History of Cultural Safety

    The concept of cultural safety was introduced by Ramsden, a Mauri nurse from New Zealand, in the late 1980s (Papps & Ramsden, 1996; Ramsden, 2002). In 1991, the New Zealand Nursing Council ruled that the state examination would include 20% on cultural safety. The concept of cultural safety was further developed by Ramsden and other scholars who suggested a broader meaning where culture referred not only to ethnic differences but also to differences such as gender, age group, sexual preference, religion, profession, and disability (Ramsden, 2002 ). 

    Cultural safety is a key competency for professional responsibility. It includes demonstrating professional, legal, ethical, and cultural safety. These categories are examined through the application of physiological and psychosocial knowledge, as well as communication and clinical skills (Nursing Council of New Zealand, 2002/2012). Cultural safety in nursing education is focused on educating students to be reflective of their own attitudes toward patients and their power relations with patients, rather than on their cultural customs and perspectives. 
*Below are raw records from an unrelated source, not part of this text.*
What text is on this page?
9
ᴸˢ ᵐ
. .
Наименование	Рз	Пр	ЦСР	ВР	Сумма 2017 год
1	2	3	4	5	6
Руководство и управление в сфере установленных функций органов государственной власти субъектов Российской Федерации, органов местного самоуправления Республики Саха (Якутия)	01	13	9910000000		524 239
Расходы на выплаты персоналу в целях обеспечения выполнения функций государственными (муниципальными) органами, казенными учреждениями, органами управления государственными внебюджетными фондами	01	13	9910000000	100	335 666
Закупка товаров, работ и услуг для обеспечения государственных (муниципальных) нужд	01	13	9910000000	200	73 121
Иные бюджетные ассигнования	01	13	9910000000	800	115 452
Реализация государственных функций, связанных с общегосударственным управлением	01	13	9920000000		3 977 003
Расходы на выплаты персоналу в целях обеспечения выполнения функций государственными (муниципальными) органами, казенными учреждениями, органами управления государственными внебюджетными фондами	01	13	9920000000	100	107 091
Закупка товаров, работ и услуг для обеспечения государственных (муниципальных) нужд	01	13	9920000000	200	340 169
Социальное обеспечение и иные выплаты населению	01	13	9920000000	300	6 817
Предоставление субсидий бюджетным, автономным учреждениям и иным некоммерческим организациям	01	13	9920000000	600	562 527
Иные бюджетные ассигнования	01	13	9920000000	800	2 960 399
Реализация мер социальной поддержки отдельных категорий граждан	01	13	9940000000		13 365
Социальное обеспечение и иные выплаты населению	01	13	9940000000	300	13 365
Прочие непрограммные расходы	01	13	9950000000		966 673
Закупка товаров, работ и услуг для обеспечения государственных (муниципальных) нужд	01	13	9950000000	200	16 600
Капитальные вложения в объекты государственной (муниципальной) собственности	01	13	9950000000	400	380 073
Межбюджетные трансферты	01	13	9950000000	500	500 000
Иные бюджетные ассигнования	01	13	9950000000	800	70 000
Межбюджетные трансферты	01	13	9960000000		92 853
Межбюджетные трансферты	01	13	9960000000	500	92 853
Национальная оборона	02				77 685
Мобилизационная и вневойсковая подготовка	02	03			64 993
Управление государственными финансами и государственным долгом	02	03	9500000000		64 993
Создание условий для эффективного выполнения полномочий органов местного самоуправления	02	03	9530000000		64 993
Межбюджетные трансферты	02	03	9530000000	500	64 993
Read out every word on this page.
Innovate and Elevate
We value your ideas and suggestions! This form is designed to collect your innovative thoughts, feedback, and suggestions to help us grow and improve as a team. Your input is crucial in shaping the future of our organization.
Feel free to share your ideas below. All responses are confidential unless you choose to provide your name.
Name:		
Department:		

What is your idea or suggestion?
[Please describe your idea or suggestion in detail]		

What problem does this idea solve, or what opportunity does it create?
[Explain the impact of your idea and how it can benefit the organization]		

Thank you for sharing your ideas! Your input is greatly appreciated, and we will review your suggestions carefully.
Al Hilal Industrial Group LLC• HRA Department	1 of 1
    While the goal of cultural competence education is to educate a professional nurse who treats patients in a culturally appropriate way (Wells & Black, 2000), the educational aim of cultural safety is a nurse who investigates the strategies which can illuminate the factors that threaten the patients' sense of safety (Ramsden, 2002). There have been some attempts to combine the two concepts of cultural safety and cultural competence and develop a model for an ethic of care based on both concepts (McEldowney & Connor, 2011). Cultural safety education is also an institutional responsibility, because structural conditions enable provision and/or teaching of culturally safe care (Richardson, 2010).

    Cultural safety became a key concept in nursing education in the 21st century. The meanings of the concept and its application have been explored by scholars in New Zealand and Australia (Phiri, Dietsch, & Bonner 2011); Canada (Cash et al., 2013); the United States (Doutrich, Arcus, Dekker, Spuck, & Pollock-Robinson, 2012 and Israel (Arieli et al, 2012)

Outcomes of Cultural Safety In Nursing Education

    Integrating cultural safety in nursing education necessitates educating nursing students to perceive themselves as active social agents who endeavor to promote social justice. Nursing educators should be responsible for designing adequate cultural safety education programs that will take into consideration the specific power relation structures of each society, as well as the backgrounds of students and teachers. Because the idea of cultural safety may encounter resistance, there is a need for institutional, national, and international support for this educational perspective.